Тонкостью чувств Никакой не отличался, но Лихас успешно помогал убивать время и потому заслуживал поощрения. Так что Телем порылся в корзине с провизией, извлек желтое крутобокое яблоко и швырнул его парнишке.

— Ешь, поправляйся! Это, конечно, не яблоко Гесперид — но, с другой стороны, и ходить никуда не надо… Жуй, Лихас, и давай еще про амазонок! Правда, что ихняя царица сама Гераклу свой пояс отдавала, а тут Гера в чужом обличье бучу устроила?

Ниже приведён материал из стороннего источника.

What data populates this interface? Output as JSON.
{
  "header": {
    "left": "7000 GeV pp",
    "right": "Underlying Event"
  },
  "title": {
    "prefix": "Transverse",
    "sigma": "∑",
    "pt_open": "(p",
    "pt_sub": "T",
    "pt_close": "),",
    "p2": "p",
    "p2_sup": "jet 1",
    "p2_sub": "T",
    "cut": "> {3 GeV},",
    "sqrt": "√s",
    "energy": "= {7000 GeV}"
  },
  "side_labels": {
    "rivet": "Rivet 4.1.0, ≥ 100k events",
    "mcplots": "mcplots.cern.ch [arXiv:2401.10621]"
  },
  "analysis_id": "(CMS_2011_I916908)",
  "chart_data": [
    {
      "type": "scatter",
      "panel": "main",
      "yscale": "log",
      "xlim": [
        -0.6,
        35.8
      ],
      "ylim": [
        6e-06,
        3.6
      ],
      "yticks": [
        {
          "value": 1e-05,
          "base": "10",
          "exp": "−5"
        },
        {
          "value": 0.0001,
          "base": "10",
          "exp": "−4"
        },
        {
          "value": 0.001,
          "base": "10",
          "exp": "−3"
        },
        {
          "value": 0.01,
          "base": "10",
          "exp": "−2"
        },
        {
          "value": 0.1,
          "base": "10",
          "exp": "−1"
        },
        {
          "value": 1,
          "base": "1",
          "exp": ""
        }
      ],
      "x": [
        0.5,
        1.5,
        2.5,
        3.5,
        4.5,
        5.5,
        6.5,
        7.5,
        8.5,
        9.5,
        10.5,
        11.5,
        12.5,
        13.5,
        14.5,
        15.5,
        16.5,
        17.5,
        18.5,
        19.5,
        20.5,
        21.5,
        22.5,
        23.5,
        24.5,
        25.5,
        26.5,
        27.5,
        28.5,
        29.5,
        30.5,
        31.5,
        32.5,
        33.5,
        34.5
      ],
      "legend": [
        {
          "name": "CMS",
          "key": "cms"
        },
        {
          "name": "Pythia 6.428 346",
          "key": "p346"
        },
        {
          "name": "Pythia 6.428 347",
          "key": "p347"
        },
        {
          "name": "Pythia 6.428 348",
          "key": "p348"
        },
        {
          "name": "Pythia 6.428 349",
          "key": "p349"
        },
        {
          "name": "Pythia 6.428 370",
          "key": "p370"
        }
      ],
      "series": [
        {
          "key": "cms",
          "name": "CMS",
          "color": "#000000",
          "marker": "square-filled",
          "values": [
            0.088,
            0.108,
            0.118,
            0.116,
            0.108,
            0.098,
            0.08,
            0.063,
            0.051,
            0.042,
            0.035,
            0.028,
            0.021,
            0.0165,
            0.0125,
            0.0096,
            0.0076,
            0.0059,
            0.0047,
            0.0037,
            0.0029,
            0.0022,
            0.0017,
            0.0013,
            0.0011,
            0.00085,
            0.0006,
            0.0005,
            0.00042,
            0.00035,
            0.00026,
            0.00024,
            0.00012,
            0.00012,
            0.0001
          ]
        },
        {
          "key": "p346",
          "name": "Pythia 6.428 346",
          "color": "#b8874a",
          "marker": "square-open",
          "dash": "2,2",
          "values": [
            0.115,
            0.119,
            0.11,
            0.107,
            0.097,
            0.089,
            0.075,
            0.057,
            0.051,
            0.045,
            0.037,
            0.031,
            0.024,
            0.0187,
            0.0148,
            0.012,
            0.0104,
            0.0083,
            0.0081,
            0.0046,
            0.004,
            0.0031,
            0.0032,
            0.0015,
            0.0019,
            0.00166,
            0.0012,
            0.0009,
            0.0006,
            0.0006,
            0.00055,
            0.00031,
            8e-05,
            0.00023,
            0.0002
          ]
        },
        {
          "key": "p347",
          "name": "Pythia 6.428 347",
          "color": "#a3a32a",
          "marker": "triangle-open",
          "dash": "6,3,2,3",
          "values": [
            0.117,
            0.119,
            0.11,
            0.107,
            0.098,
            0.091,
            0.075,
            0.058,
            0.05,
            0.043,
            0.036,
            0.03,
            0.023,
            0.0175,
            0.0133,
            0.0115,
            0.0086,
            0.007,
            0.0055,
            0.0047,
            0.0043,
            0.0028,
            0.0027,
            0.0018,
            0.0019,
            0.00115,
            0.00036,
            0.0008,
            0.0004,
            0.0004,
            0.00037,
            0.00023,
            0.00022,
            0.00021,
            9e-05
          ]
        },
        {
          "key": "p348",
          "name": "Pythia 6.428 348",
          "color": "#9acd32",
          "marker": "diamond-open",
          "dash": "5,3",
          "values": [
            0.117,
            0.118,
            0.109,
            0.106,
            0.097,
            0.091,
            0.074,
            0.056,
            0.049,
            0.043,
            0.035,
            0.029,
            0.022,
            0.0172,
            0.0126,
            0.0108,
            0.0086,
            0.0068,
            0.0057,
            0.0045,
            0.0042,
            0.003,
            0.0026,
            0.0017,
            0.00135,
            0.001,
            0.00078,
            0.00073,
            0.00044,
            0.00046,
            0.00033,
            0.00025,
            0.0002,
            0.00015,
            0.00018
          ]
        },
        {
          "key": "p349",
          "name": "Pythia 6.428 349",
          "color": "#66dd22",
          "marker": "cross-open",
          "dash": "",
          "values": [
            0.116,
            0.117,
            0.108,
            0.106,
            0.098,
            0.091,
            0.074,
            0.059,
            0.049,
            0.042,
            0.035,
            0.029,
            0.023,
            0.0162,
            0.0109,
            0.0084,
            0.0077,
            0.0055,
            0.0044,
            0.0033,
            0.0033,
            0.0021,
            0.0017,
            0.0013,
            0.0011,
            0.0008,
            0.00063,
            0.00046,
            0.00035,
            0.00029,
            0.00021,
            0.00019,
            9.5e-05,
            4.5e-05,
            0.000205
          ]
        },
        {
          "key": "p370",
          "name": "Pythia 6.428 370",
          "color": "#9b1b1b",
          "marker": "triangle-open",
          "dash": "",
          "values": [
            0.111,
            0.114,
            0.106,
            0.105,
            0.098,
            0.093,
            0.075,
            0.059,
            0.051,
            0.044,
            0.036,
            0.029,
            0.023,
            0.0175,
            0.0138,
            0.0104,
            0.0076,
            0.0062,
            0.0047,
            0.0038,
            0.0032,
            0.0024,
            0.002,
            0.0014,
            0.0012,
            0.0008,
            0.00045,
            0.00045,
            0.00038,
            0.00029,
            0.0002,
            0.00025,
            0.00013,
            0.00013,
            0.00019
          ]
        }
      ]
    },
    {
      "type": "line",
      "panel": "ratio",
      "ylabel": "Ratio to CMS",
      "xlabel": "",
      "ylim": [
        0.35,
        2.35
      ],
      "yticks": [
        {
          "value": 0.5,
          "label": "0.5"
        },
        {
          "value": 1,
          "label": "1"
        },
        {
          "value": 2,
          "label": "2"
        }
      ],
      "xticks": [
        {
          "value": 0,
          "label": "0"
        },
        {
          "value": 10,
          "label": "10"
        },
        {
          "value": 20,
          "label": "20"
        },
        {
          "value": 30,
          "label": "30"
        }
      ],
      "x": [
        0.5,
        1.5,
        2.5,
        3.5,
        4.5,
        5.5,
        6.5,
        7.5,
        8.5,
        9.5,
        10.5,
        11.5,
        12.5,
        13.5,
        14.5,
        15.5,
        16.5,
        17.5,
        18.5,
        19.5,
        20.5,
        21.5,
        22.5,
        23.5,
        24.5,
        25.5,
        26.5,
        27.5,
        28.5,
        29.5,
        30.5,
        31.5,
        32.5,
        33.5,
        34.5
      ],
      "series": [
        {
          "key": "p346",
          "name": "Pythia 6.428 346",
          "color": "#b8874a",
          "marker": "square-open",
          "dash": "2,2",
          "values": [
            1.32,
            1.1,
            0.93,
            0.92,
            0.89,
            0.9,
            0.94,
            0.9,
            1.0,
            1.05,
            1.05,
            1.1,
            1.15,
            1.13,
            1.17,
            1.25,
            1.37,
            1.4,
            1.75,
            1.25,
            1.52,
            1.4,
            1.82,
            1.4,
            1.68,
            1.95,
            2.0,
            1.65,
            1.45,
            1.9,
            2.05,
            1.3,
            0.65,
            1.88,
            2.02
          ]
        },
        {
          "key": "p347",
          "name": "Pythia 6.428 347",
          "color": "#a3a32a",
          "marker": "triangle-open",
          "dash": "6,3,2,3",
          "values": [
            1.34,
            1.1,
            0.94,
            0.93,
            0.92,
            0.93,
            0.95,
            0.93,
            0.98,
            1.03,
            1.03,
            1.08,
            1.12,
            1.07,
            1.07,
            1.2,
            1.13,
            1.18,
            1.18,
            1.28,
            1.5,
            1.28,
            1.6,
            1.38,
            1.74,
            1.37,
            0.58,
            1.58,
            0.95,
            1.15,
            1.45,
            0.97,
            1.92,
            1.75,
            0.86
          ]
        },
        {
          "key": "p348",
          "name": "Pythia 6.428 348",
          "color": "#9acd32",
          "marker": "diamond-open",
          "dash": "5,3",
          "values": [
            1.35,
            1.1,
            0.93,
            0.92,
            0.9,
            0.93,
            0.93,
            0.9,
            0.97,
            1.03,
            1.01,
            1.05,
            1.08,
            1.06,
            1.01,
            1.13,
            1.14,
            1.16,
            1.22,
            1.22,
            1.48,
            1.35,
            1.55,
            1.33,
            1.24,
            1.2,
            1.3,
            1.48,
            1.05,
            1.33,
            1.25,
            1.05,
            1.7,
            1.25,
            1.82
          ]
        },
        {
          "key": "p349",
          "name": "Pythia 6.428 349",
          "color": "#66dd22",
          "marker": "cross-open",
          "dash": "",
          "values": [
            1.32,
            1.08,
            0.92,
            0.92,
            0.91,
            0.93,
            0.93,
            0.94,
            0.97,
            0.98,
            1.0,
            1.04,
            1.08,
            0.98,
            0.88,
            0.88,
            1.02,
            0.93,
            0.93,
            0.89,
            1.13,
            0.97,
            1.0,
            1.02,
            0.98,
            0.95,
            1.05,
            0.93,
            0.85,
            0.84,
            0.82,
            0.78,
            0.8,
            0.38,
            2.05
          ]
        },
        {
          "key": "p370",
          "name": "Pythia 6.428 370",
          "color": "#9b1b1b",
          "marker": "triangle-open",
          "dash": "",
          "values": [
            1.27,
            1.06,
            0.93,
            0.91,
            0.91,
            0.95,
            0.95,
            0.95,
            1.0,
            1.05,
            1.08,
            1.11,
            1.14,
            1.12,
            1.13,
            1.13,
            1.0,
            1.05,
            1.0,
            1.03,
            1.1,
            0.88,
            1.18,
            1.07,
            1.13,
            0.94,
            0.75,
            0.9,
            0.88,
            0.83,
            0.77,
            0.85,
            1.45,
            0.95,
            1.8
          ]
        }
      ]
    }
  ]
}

— Это не Гера, — грустно вздохнул Лихас, расправляясь с яблоком.

— А кто?

— Это я.

Напарники Телема готовы были разразиться дружным гоготом, но Никакой исподтишка показал им кулак — здоровенный, волосатый и очень убедительный. Дескать, обидится бродяжка, замолчит, а нам тут еще часа три сидеть!

— Мы под их бабскую столицу в Фемискире, — продолжил меж тем Лихас, — целой армией пришли. Тыщ десять, если не больше. Только штурмовать не стали — Геракл решил посольство отправить. Племянника Иолая-возничего, потом Тезея-афинянина… ну, и меня. Тезея, значит, для красоты, Иолая для ума, а меня для безобидности. Вестником. Иди, говорит, Лихас, впереди и зеленой веткой размахивай. Только молчи, ради всех богов!

— Ну а ты? — не выдержал толстый караульщик, подмигивая Телему.

— А я не умолчал. Иолай с Тезеем сначала царицу Ипполиту умасливали пояс добром отдать, потом вместе с ней и советницей Антиопой ушли куда-то, а меня оставили. Стою один, как дурак, вокруг сплошные бабы с копьями… Молчу. Долго молчу, устал уже — тут наши возвращаются. Тезей весь мокрый, красный, одежда мятая; Иолай обычный, а царица с Антиопой пуще зари сияют! Отдадим пояс, говорят. Как не отдать царский пояс великому Гераклу?! Я смотрю — царица враспояску, пояс в руках держит, Иолаю протягивает. И советница без пояса, хотя за ее поясом нас не посылали. Ну, тут-то я и заговорил…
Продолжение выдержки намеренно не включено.